Easy to reproduce. Clone the TerminusDB project and then switch to the hub branch. Then (from the clone directory, using the latest SWI-Prolog devel git version):
Halt and then edit the adapters/swi.pl file in your Logtalk installation. Around line 506, in the definition of the '$lgt_load_prolog_code'/3 internal predicate, delete the derived_from/1 option. Repeat the queries above and you get:
This seems a bit odd to me. You first load the native Prolog module. Then Logtalk creates some file from it (core/.lgt_tmp/util_10389929_pl.pl) and loads this file telling Prolog that this file was derived from the original file. Apparently if I do not load the Prolog module first, there is no module util. That makes sense as AFAIK loading a Prolog module as a Logtalk object does not use the Prolog module system.
Now the logtalk load will load the tmp file it created as if it was loaded from the original file. That replaces the content of the original file with what is loaded from the logtalk tmp file. As logtalk doesn’t produce the ‘$exported_op’/3 clauses the operators are gone. And probably some more goes wrong by replacing the module by non-module code. I don’t think this will fly.
It helps to understand the scenario here. I’m applying the Logtalk linter to several Prolog projects, including TerminusDB, for testing purposes. To ensure that I can query the module interfaces and get an accurate report, the modules are loaded first (in this particular case, by starting with swilgt start.pl).

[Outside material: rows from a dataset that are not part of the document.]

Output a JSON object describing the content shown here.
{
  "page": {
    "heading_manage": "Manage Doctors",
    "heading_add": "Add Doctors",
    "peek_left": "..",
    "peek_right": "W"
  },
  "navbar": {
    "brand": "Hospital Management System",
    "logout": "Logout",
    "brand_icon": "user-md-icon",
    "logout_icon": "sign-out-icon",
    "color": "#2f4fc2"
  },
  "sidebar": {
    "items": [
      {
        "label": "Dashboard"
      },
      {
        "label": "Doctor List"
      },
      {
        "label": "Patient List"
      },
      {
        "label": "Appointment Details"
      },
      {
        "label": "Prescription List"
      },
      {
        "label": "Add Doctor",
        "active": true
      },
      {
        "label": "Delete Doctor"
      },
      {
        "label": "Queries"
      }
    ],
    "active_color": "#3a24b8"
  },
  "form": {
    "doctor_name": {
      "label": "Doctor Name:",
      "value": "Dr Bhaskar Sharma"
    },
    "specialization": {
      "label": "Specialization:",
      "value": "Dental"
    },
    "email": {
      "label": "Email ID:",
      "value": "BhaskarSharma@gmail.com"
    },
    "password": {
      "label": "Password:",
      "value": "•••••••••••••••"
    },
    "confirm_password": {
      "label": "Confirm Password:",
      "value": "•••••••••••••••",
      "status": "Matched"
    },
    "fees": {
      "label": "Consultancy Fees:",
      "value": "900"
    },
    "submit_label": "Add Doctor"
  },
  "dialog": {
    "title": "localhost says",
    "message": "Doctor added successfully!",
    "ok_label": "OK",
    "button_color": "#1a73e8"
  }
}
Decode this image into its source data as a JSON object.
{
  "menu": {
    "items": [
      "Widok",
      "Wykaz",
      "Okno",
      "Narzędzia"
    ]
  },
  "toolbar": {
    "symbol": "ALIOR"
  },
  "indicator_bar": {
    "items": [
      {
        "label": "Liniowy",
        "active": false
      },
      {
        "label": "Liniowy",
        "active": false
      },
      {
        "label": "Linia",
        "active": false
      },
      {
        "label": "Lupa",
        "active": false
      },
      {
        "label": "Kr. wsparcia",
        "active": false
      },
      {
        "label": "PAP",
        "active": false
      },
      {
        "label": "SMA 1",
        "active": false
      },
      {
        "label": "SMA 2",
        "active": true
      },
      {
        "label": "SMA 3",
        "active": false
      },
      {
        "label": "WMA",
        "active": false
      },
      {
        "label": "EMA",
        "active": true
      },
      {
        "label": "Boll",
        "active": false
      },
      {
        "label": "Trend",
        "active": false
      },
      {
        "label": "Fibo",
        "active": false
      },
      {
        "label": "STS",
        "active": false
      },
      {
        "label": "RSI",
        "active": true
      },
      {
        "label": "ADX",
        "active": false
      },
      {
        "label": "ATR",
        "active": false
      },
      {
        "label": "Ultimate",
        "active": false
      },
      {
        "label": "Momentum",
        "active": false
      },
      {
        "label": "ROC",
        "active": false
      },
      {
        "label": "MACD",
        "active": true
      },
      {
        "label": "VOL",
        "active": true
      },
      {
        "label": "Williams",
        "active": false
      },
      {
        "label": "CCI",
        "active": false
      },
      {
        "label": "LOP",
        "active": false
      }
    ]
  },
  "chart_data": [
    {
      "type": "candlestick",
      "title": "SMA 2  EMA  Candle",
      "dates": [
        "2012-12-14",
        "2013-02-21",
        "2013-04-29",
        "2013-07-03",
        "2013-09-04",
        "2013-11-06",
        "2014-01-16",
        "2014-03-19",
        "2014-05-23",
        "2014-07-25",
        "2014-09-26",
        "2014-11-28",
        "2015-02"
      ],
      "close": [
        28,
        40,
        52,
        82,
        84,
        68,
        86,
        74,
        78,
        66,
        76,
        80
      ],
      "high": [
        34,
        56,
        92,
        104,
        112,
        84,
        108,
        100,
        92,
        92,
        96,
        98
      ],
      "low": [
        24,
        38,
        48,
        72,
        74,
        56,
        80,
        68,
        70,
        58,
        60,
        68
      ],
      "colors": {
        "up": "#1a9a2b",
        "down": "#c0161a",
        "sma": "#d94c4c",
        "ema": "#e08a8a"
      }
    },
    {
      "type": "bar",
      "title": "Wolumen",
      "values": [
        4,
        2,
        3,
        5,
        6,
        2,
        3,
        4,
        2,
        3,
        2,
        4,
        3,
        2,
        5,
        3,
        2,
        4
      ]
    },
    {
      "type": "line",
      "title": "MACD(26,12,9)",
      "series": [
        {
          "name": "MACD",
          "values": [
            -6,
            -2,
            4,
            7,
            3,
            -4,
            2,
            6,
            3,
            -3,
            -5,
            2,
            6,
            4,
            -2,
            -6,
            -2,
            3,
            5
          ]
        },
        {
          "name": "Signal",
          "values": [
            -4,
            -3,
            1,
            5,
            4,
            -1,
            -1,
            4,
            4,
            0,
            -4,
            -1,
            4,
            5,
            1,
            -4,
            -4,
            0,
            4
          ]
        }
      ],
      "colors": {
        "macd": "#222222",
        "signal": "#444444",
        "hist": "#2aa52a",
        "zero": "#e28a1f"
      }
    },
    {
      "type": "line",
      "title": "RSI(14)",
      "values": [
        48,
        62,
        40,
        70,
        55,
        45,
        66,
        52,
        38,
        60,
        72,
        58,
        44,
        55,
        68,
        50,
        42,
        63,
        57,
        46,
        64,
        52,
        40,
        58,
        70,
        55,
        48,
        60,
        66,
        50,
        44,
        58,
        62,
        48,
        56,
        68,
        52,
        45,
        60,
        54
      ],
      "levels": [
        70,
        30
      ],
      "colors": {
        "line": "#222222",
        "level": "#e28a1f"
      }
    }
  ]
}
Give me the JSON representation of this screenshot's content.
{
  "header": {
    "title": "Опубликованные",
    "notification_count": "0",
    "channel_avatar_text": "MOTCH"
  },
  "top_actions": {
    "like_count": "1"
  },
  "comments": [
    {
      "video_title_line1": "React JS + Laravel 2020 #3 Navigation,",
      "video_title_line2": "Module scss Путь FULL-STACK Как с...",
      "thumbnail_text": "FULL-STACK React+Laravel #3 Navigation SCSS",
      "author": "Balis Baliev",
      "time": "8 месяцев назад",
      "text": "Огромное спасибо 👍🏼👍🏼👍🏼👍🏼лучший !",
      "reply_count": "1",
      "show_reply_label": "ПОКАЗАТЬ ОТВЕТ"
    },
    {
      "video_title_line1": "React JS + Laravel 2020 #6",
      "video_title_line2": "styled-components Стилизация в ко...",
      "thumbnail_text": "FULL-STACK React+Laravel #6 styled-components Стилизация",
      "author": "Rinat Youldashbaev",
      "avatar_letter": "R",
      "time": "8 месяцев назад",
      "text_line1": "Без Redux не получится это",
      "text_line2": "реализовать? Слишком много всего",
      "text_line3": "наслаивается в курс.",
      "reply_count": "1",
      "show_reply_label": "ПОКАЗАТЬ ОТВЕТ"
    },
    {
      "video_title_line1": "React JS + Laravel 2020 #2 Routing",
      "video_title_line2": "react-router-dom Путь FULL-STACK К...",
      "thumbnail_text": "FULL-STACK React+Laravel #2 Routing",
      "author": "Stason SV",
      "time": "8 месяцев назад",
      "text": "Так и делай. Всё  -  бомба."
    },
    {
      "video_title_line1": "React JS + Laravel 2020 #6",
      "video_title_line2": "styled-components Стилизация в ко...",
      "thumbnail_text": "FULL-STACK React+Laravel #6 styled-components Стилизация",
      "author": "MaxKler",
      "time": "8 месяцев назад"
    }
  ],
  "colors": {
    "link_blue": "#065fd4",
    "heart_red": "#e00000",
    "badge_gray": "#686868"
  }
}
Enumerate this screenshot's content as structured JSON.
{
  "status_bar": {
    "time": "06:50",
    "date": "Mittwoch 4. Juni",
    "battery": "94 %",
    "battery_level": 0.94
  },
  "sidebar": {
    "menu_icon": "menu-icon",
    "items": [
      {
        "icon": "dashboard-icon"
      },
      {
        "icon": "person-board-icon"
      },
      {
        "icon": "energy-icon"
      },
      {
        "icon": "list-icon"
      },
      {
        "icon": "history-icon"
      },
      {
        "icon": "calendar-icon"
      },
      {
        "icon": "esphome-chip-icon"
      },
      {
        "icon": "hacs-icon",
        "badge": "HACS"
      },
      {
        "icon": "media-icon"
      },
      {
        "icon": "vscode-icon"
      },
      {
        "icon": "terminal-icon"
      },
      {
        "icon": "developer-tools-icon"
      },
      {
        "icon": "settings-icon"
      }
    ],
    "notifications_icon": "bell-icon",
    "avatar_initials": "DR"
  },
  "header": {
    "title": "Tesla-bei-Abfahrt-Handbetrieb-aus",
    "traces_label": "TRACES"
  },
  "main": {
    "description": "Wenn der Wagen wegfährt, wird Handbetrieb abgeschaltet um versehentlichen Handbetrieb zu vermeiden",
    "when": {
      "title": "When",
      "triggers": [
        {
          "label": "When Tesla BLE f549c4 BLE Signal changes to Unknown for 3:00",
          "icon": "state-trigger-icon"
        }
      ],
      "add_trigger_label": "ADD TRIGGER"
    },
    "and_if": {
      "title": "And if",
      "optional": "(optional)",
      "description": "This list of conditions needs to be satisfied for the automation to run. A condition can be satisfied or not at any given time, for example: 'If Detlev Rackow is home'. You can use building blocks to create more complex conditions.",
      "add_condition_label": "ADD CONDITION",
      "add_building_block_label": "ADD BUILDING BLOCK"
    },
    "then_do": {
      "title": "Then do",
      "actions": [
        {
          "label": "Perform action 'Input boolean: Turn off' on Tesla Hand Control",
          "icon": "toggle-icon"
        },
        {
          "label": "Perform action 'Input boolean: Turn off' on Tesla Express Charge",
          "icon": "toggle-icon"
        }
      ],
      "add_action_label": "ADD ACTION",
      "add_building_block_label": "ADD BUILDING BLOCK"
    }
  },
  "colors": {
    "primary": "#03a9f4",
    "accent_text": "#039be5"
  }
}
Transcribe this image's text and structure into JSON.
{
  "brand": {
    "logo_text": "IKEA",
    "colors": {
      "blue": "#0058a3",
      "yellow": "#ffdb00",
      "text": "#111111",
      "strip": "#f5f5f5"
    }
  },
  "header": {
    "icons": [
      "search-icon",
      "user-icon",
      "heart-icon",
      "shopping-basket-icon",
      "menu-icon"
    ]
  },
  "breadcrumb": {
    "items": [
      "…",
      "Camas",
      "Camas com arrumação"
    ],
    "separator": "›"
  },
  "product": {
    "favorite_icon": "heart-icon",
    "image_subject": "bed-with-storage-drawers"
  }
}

If the modules are not loaded, I resort to reading the module/2 directive from the module file but this workaround misses exports via export/1 and reexport/1-2 directives.
Correct on both accounts.
The replacement of the content of the original file is not intended or expected. You wrote “This option [derived_from/1] just adds a clause ‘$derived_source_db’/3 and has no implication on the compiler, module or whatever.” Clearly not the case then.
No worries. This is just an artificial testing scenario for the Logtalk linter when applied to Prolog modules. No consequence for actual applications. Thanks for the feedback. One less mystery!
Yes and no. The new code is associated with the derived_from file. That indeed is an additional change. This should have no impact, except if you also load something else from that same file. That is the case here.
Shouldn’t the other module properties be also affected besides exported_operators/1? The intermediate Prolog file generated by the Logtalk compiler doesn’t define any module. So why is all the other module properties being reported as unchanged? Notably, the list of exported predicates is the same. The argument of the last_modified_generation property is also the same. Moreover, why is the module itself still reported as existing?
Apparently turning a module file into a non-module file using a reload is badly broken. The change generation is probably because this is the last change generation of some predicate in the module and deleting a predicate is not seen as a change (possibly incorrect, but for the scenarios for which I introduced access to the change generations this is fine). I don’t think there is much point in “fixing” this. Surely it will only break your scenarios further. It would be more consistent though, so possibly you would have spotted earlier that this wasn’t going to work.
Modules, except the temporary modules under strict conditions never disappear. One day that may change, but that is fairly hard.
The use by Logtalk of the derived_from/1 option is mainly useful to allow SWI-Prolog make/0 to automatically call Logtalk’s make tool. But this can be easily accomplished in a different way that will not interfere with using the Logtalk linter to check Prolog modules that happen to be loaded. Changed in the git version.
Indeed the fact that only the exported_operators/1 property changed made me think that the issue could be somehow related to the original bug report that started this thread. Btw, any updates on that bug causes and fix?